2 mil vs 4 mil Poly Bags Compared
Poly bag thickness
2 mil vs 4 mil poly bags
Poly bag thickness is measured in mils (one mil = 0.001 inch). 2 mil and 4 mil are the two most common general-purpose grades, and the gap between them is bigger than it looks - 4 mil is twice the wall thickness, with materially more puncture and tear resistance.
2 mil wins on cost and pack speed for soft, light items. 4 mil wins on durability for anything with edges, weight, or a long path through the carrier network.
Quick rule
Soft, light, no edges: 2 mil is the right call - apparel, fabric, paper goods, foam, plush. Anything with corners, weight over a pound, or sharp edges: step up to 4 mil. The cost gap is usually 30-60% per bag, but a single replaced shipment costs more than that on a thousand bags.
Side-by-side comparison
| Attribute | 2 mil Poly Bags | 4 mil Poly Bags |
|---|---|---|
| Wall thickness | 0.002 inch | 0.004 inch (2x thicker) |
| Typical use | Apparel, soft goods, light retail packaging, dust covers | Hardware, parts, books, heavier or sharper items |
| Puncture resistance | Low - vulnerable to corners, staples, exposed edges | Moderate to high - handles most consumer-product edges |
| Tear resistance | Tears easily once nicked | Resists tear propagation; nicks tend to stop |
| Weight capacity (general) | Up to ~1 lb safely | Up to ~5 lb depending on bag size |
| Clarity | Very clear - good for retail display | Clear with slight haze; still display-grade |
| Cost per bag | Lowest entry point | ~30-60% more per bag |
| Pack speed | Faster - lighter material is easier to open and load | Slightly slower - material has more body |
| Reuse / long-term storage | Single-use grade | Holds up to handling and longer storage |
| Carrier durability (UPS/USPS/FedEx) | OK inside an outer carton; risky as the only layer | Acceptable as the outer layer for many SKUs |
When to choose 2 mil
Choose 2 mil when: the item is soft and has no exposed edges (folded apparel, fabric, plush, paper goods); the bag is going inside a carton as a dust or moisture barrier; the bag is a retail dust cover; or you are pricing-sensitive on a high-volume light-item SKU.

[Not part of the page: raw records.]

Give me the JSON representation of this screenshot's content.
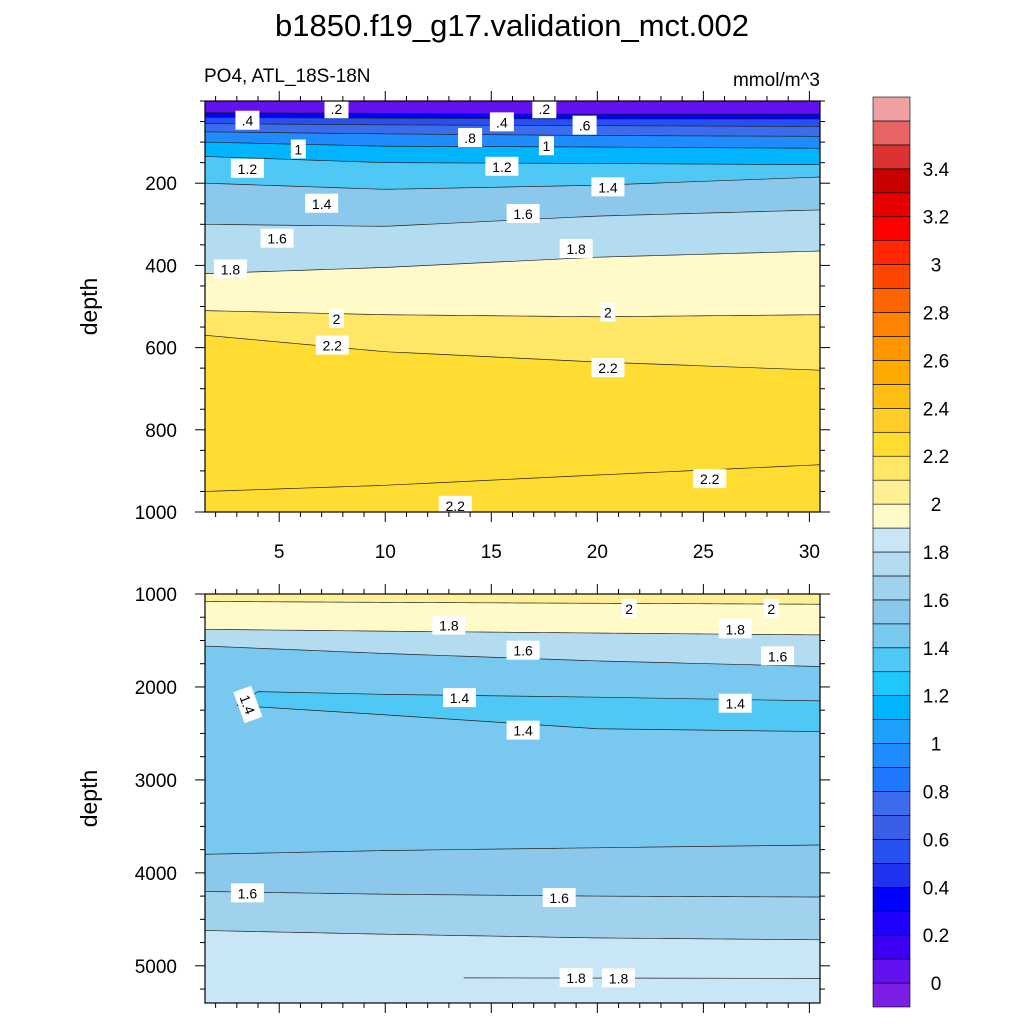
{
  "chart_data": {
    "type": "heatmap",
    "title": "b1850.f19_g17.validation_mct.002",
    "variable_label": "PO4, ATL_18S-18N",
    "units_label": "mmol/m^3",
    "xlim": [
      1.5,
      30.5
    ],
    "x_ticks": [
      5,
      10,
      15,
      20,
      25,
      30
    ],
    "panels": [
      {
        "name": "upper",
        "ylabel": "depth",
        "ylim": [
          0,
          1000
        ],
        "y_ticks": [
          200,
          400,
          600,
          800,
          1000
        ],
        "contours": [
          {
            "value": 0.2,
            "points": [
              [
                1.5,
                28
              ],
              [
                10,
                30
              ],
              [
                20,
                32
              ],
              [
                30.5,
                32
              ]
            ]
          },
          {
            "value": 0.4,
            "points": [
              [
                1.5,
                40
              ],
              [
                10,
                42
              ],
              [
                20,
                44
              ],
              [
                30.5,
                44
              ]
            ]
          },
          {
            "value": 0.6,
            "points": [
              [
                1.5,
                55
              ],
              [
                10,
                58
              ],
              [
                20,
                60
              ],
              [
                30.5,
                62
              ]
            ]
          },
          {
            "value": 0.8,
            "points": [
              [
                1.5,
                75
              ],
              [
                10,
                80
              ],
              [
                20,
                84
              ],
              [
                30.5,
                86
              ]
            ]
          },
          {
            "value": 1.0,
            "points": [
              [
                1.5,
                100
              ],
              [
                10,
                110
              ],
              [
                20,
                112
              ],
              [
                30.5,
                115
              ]
            ]
          },
          {
            "value": 1.2,
            "points": [
              [
                1.5,
                135
              ],
              [
                10,
                150
              ],
              [
                20,
                152
              ],
              [
                30.5,
                155
              ]
            ]
          },
          {
            "value": 1.4,
            "points": [
              [
                1.5,
                200
              ],
              [
                10,
                215
              ],
              [
                20,
                205
              ],
              [
                30.5,
                185
              ]
            ]
          },
          {
            "value": 1.6,
            "points": [
              [
                1.5,
                300
              ],
              [
                10,
                305
              ],
              [
                20,
                280
              ],
              [
                30.5,
                265
              ]
            ]
          },
          {
            "value": 1.8,
            "points": [
              [
                1.5,
                420
              ],
              [
                10,
                405
              ],
              [
                20,
                380
              ],
              [
                30.5,
                365
              ]
            ]
          },
          {
            "value": 2.0,
            "points": [
              [
                1.5,
                510
              ],
              [
                10,
                520
              ],
              [
                20,
                525
              ],
              [
                30.5,
                520
              ]
            ]
          },
          {
            "value": 2.2,
            "points": [
              [
                1.5,
                570
              ],
              [
                10,
                610
              ],
              [
                20,
                635
              ],
              [
                30.5,
                655
              ]
            ]
          },
          {
            "value": 2.2,
            "points": [
              [
                1.5,
                950
              ],
              [
                10,
                935
              ],
              [
                20,
                910
              ],
              [
                30.5,
                885
              ]
            ]
          }
        ],
        "contour_labels": [
          {
            "text": ".2",
            "x": 7.7,
            "y": 20
          },
          {
            "text": ".2",
            "x": 17.5,
            "y": 20
          },
          {
            "text": ".4",
            "x": 3.5,
            "y": 48
          },
          {
            "text": ".4",
            "x": 15.5,
            "y": 52
          },
          {
            "text": ".6",
            "x": 19.4,
            "y": 60
          },
          {
            "text": ".8",
            "x": 14.0,
            "y": 90
          },
          {
            "text": "1",
            "x": 5.9,
            "y": 118
          },
          {
            "text": "1",
            "x": 17.6,
            "y": 110
          },
          {
            "text": "1.2",
            "x": 3.5,
            "y": 165
          },
          {
            "text": "1.2",
            "x": 15.5,
            "y": 160
          },
          {
            "text": "1.4",
            "x": 7.0,
            "y": 250
          },
          {
            "text": "1.4",
            "x": 20.5,
            "y": 210
          },
          {
            "text": "1.6",
            "x": 4.9,
            "y": 335
          },
          {
            "text": "1.6",
            "x": 16.5,
            "y": 275
          },
          {
            "text": "1.8",
            "x": 2.7,
            "y": 410
          },
          {
            "text": "1.8",
            "x": 19.0,
            "y": 360
          },
          {
            "text": "2",
            "x": 7.7,
            "y": 530
          },
          {
            "text": "2",
            "x": 20.5,
            "y": 515
          },
          {
            "text": "2.2",
            "x": 7.5,
            "y": 595
          },
          {
            "text": "2.2",
            "x": 20.5,
            "y": 650
          },
          {
            "text": "2.2",
            "x": 13.3,
            "y": 985
          },
          {
            "text": "2.2",
            "x": 25.3,
            "y": 920
          }
        ]
      },
      {
        "name": "lower",
        "ylabel": "depth",
        "ylim": [
          1000,
          5400
        ],
        "y_ticks": [
          1000,
          2000,
          3000,
          4000,
          5000
        ],
        "contours": [
          {
            "value": 2.0,
            "points": [
              [
                1.5,
                1080
              ],
              [
                10,
                1090
              ],
              [
                20,
                1100
              ],
              [
                30.5,
                1110
              ]
            ]
          },
          {
            "value": 1.8,
            "points": [
              [
                1.5,
                1380
              ],
              [
                10,
                1400
              ],
              [
                20,
                1420
              ],
              [
                30.5,
                1440
              ]
            ]
          },
          {
            "value": 1.6,
            "points": [
              [
                1.5,
                1560
              ],
              [
                10,
                1640
              ],
              [
                20,
                1720
              ],
              [
                30.5,
                1780
              ]
            ]
          },
          {
            "value": 1.4,
            "points": [
              [
                3.0,
                2200
              ],
              [
                10,
                2300
              ],
              [
                20,
                2450
              ],
              [
                30.5,
                2480
              ]
            ],
            "closed_top": [
              [
                3.0,
                2200
              ],
              [
                4.0,
                2050
              ],
              [
                10,
                2080
              ],
              [
                20,
                2110
              ],
              [
                30.5,
                2150
              ]
            ]
          },
          {
            "value": 1.4,
            "points": [
              [
                1.5,
                3800
              ],
              [
                10,
                3760
              ],
              [
                20,
                3730
              ],
              [
                30.5,
                3700
              ]
            ]
          },
          {
            "value": 1.6,
            "points": [
              [
                1.5,
                4200
              ],
              [
                10,
                4230
              ],
              [
                20,
                4250
              ],
              [
                30.5,
                4260
              ]
            ]
          },
          {
            "value": 1.8,
            "points": [
              [
                1.5,
                4620
              ],
              [
                10,
                4660
              ],
              [
                20,
                4700
              ],
              [
                30.5,
                4720
              ]
            ]
          },
          {
            "value": 1.8,
            "points": [
              [
                13.7,
                5130
              ],
              [
                30.5,
                5135
              ]
            ]
          }
        ],
        "contour_labels": [
          {
            "text": "2",
            "x": 21.5,
            "y": 1160
          },
          {
            "text": "2",
            "x": 28.2,
            "y": 1160
          },
          {
            "text": "1.8",
            "x": 13.0,
            "y": 1340
          },
          {
            "text": "1.8",
            "x": 26.5,
            "y": 1380
          },
          {
            "text": "1.6",
            "x": 16.5,
            "y": 1610
          },
          {
            "text": "1.6",
            "x": 28.5,
            "y": 1670
          },
          {
            "text": "1.4",
            "x": 3.5,
            "y": 2190,
            "rotate": 70
          },
          {
            "text": "1.4",
            "x": 13.5,
            "y": 2120
          },
          {
            "text": "1.4",
            "x": 26.5,
            "y": 2180
          },
          {
            "text": "1.4",
            "x": 16.5,
            "y": 2470
          },
          {
            "text": "1.6",
            "x": 3.5,
            "y": 4220
          },
          {
            "text": "1.6",
            "x": 18.2,
            "y": 4270
          },
          {
            "text": "1.8",
            "x": 19.0,
            "y": 5130
          },
          {
            "text": "1.8",
            "x": 21.0,
            "y": 5135
          }
        ]
      }
    ],
    "colorbar": {
      "levels": [
        -0.1,
        0,
        0.1,
        0.2,
        0.3,
        0.4,
        0.5,
        0.6,
        0.7,
        0.8,
        0.9,
        1.0,
        1.1,
        1.2,
        1.3,
        1.4,
        1.5,
        1.6,
        1.7,
        1.8,
        1.9,
        2.0,
        2.1,
        2.2,
        2.3,
        2.4,
        2.5,
        2.6,
        2.7,
        2.8,
        2.9,
        3.0,
        3.1,
        3.2,
        3.3,
        3.4,
        3.5,
        3.6
      ],
      "tick_labels": [
        "0",
        "0.2",
        "0.4",
        "0.6",
        "0.8",
        "1",
        "1.2",
        "1.4",
        "1.6",
        "1.8",
        "2",
        "2.2",
        "2.4",
        "2.6",
        "2.8",
        "3",
        "3.2",
        "3.4"
      ],
      "tick_values": [
        0,
        0.2,
        0.4,
        0.6,
        0.8,
        1.0,
        1.2,
        1.4,
        1.6,
        1.8,
        2.0,
        2.2,
        2.4,
        2.6,
        2.8,
        3.0,
        3.2,
        3.4
      ],
      "colors": [
        "#7d1ee6",
        "#6311f0",
        "#3c00f5",
        "#1e00ff",
        "#0000ff",
        "#1e32f0",
        "#2850f0",
        "#3a5ee8",
        "#3c6cee",
        "#1e78ff",
        "#1e8cff",
        "#1ea0ff",
        "#00b4ff",
        "#1ec8ff",
        "#50c8f5",
        "#78c8f0",
        "#8cc8ec",
        "#a0d2ee",
        "#b4dcf0",
        "#c8e6f5",
        "#fffac8",
        "#fff096",
        "#ffe664",
        "#ffdc32",
        "#ffcd28",
        "#ffbe14",
        "#ffaa00",
        "#ff9600",
        "#ff8200",
        "#ff6400",
        "#ff4600",
        "#ff2800",
        "#ff0000",
        "#e60000",
        "#c80000",
        "#dc3232",
        "#e66464",
        "#f0a0a0"
      ]
    }
  }
}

Real-world fits: t-shirts, leggings, baby clothes, scarves, microfiber cloths, foam inserts, printed paper goods, cards.
When to step up to 4 mil
Choose 4 mil when: the item has corners or a hard edge (boxes, books, framed prints); the contents weigh more than a pound; the bag is the only outer layer; the package will sit in storage or transit for weeks; or you have seen returns from punctured 2 mil bags on the same SKU.
Real-world fits: hardware, parts, paperback and hardcover books, light tools, framed prints, acrylic items, ceramic pieces protected by foam, electronics in a sleeve.
Cost vs strength tradeoff
4 mil bags cost roughly 30-60% more than 2 mil at the same dimensions, depending on size and order quantity. The math that matters: the cost of a single replaced shipment (product cost + return shipping + new outbound + any goodwill credit) is usually higher than the price difference across an entire case of bags. If you are seeing more than ~1 in 1,000 bag failures on a SKU, the 4 mil upgrade pays for itself.
The other lever is bag size. A 2 mil bag stretched tight over a hard item is weaker than a slightly oversized 2 mil bag with slack - but a properly sized 4 mil bag beats both for the same item.
2 mil vs 4 mil poly bags FAQ
Is a 4 mil bag really twice as strong as a 2 mil bag?
The wall is twice as thick, but real-world strength scales faster than that for puncture and tear. A 4 mil bag can be 2-3x more puncture-resistant in practice because both faces of the bag double in thickness. Tensile (pulling) strength scales closer to 2x.
Do I need 4 mil for apparel?
Almost never. Folded apparel has no sharp edges, weighs little, and 2 mil is the industry default for clothing fulfillment. If you are double-bagging apparel in 4 mil, you are spending money you do not need to.
What about 3 mil - is it a real middle ground?
3 mil exists but is less common in stock sizes. For most ops, the practical choice is 2 mil for soft goods and 4 mil for everything else. If you are bouncing between SKUs, stock both rather than trying to standardize on 3 mil.
Does thickness affect FDA / food contact?
Thickness does not change food contact status - the resin grade does. If you need food contact, look for FDA-compliant low-density polyethylene (LDPE), available at both 2 mil and 4 mil.